Columnistas

Los absolutos desquiciados

En el ojo de un huracán de charcos revueltos de ambiciones políticas, han empezado a sacar los guarizamas para machetear la poquísima cultura democrática, en un ambiente cruzado de poder y odio.

Desde hace décadas, Honduras -con la Mancha Brava del nacionalismo, luego con grupos de respuesta del liberalismo, y más reciente con la resistencia motorizada de Libre- ha transitado por la delgada línea del insulto encarnado en una arenga sectaria e intransigente.

Ya debe ser hora de la eliminación del odio en el discurso demagogo, que tantas veces se ha utilizado como herramienta política, con una historia permanente y perjudicial que ha afectado profundamente a la sociedad a lo largo del tiempo.
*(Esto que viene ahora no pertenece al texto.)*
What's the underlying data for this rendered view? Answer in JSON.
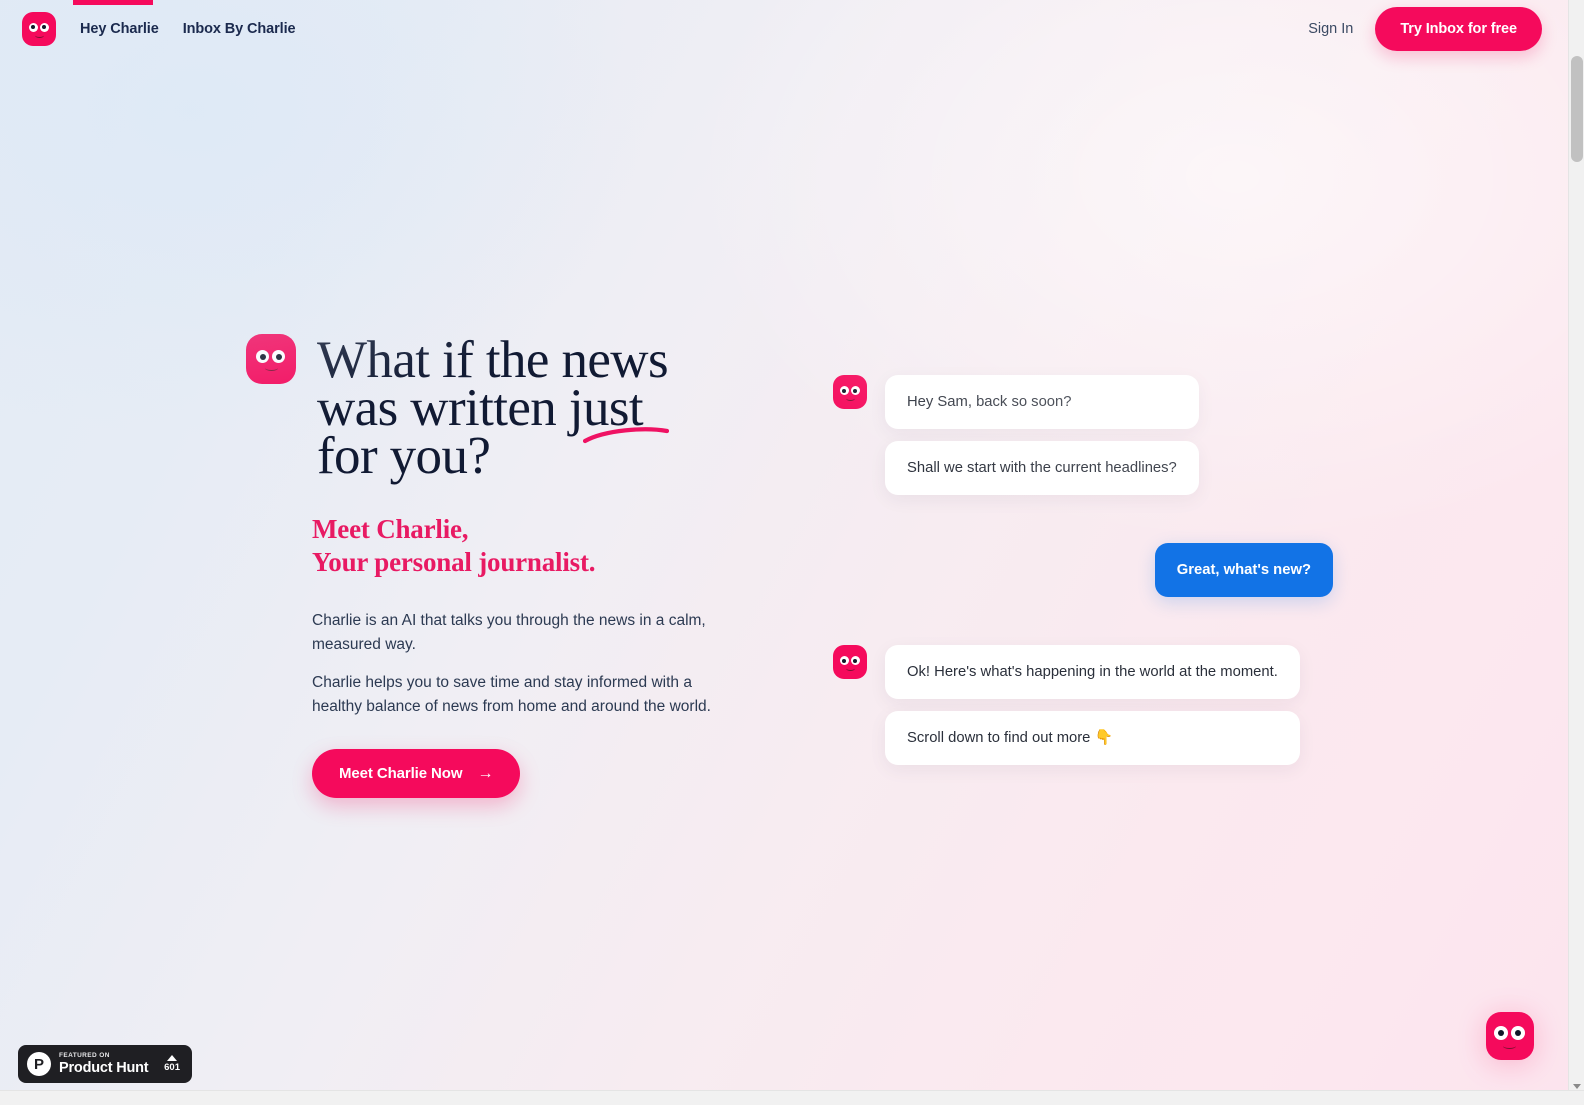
{
  "header": {
    "logo_icon": "charlie-face-icon",
    "nav": [
      {
        "label": "Hey Charlie",
        "active": true
      },
      {
        "label": "Inbox By Charlie",
        "active": false
      }
    ],
    "sign_in_label": "Sign In",
    "cta_label": "Try Inbox for free"
  },
  "hero": {
    "mark_icon": "charlie-face-icon",
    "headline_line1": "What if the news",
    "headline_line2": "was written just",
    "headline_line3": "for you?",
    "subhead_line1": "Meet Charlie,",
    "subhead_line2": "Your personal journalist.",
    "paragraph1": "Charlie is an AI that talks you through the news in a calm, measured way.",
    "paragraph2": "Charlie helps you to save time and stay informed with a healthy balance of news from home and around the world.",
    "button_label": "Meet Charlie Now",
    "button_arrow": "→"
  },
  "chat": {
    "avatar_icon": "charlie-face-icon",
    "group1": [
      "Hey Sam, back so soon?",
      "Shall we start with the current headlines?"
    ],
    "outgoing": "Great, what's new?",
    "group2": [
      "Ok! Here's what's happening in the world at the moment.",
      "Scroll down to find out more 👇"
    ]
  },
  "product_hunt": {
    "featured_label": "FEATURED ON",
    "name": "Product Hunt",
    "logo_letter": "P",
    "upvotes": "601"
  },
  "chat_widget": {
    "icon": "charlie-face-icon"
  },
  "colors": {
    "brand_pink": "#f50a5c",
    "subhead_pink": "#e81a63",
    "bubble_blue": "#1273e6",
    "navy_text": "#1b2a4e",
    "badge_dark": "#1f1f23"
  }
}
Desde el totalitarismo cariista de la mitad del siglo XX hasta los neopopulismos y el linchamiento público de las fake news de la era digital, donde con certeza criminal el discurso de odio ha sido una constante que ha servido para dividir y conquistar, para marginar y para silenciar, para descalificar y amenazar.

Si se pretende erradicar el odio en la política, es fundamental comenzar reconociendo la existencia de este fenómeno y su impacto negativo en la cohesión social. La retórica que deshumaniza al otro, que fomenta la división y que incita a la violencia debe ser identificada y rechazada con firmeza por todos los actores políticos y sociales del país, que se ha consumido en las cavernas del salvajismo, con carniceros de la inmoralidad decretada a balazos y blandiendo espadas en un canibalismo tiránico.

Es necesario promover una educación que valore la diversidad, que enseñe el respeto por las diferencias y que fomente el diálogo constructivo. Las instituciones educativas deben ser espacios donde se aprenda a debatir con respeto y donde se enseñe la importancia de la argumentación basada en hechos y no en prejuicios. Para que luego no tengamos “representantes” que se justifiquen con una no-disculpa condicional, en donde la culpa la tiene el ofendido y no el ofensor.

Los medios de comunicación también poseen una responsabilidad significativa, deben de comprometerse a no ser plataformas para la difusión del odio y, en su lugar, promover un periodismo que busque la verdad y que contribuya a la construcción de una sociedad más informada y tolerante. La ética periodística debe prevalecer sobre el sensacionalismo y la polarización.

Naciones Unidas, por medio de su representante en Honduras, Alice Shackelford, expresó su preocupación: “Las palabras pueden convertirse en armas y conducir a la crueldad y la violencia. La incitación al odio es un peligro para todos”, escribió.

Sin duda, este es un ambiente turbio que atraviesa el país, cuando abre la boca un político.

Mas allá de lo anterior, es imprescindible que estos pseudolíderes den el ejemplo; deben de comprometerse a utilizar un lenguaje que promueva la unidad y el respeto mutuo. Los discursos tienen que centrarse en las ideas y los razonamientos, en la dialéctica y el pensamiento y no en ataques personales de satanizar a los oponentes. Los candidatos y sus oscuros partidarios cercanos deberían ser ejemplos a seguir en la promoción de una cultura política basada en el respeto y la inclusión. Pero estamos lejos de esa utopía, porque en el ámbito nacional, el que más insulta, el que más miente, el que más roba y el más charlatán suele ser el que gobierna la manada de las masas, que deliran cuando se lanzan improperios hacia los demás, como en un circo romano, donde los leones descuartizan la carne humana en un espectáculo bizarro y bárbaro para esta democracia primitiva.

Eliminar el odio del discurso no es una tarea sencilla ni rápida, ante tanto energúmeno metido en política, pero es un objetivo necesario para la salud de la nación y nuestros remedos que funcionan como pilares de convivencia política y social, bajo las sombras del poder desquiciado.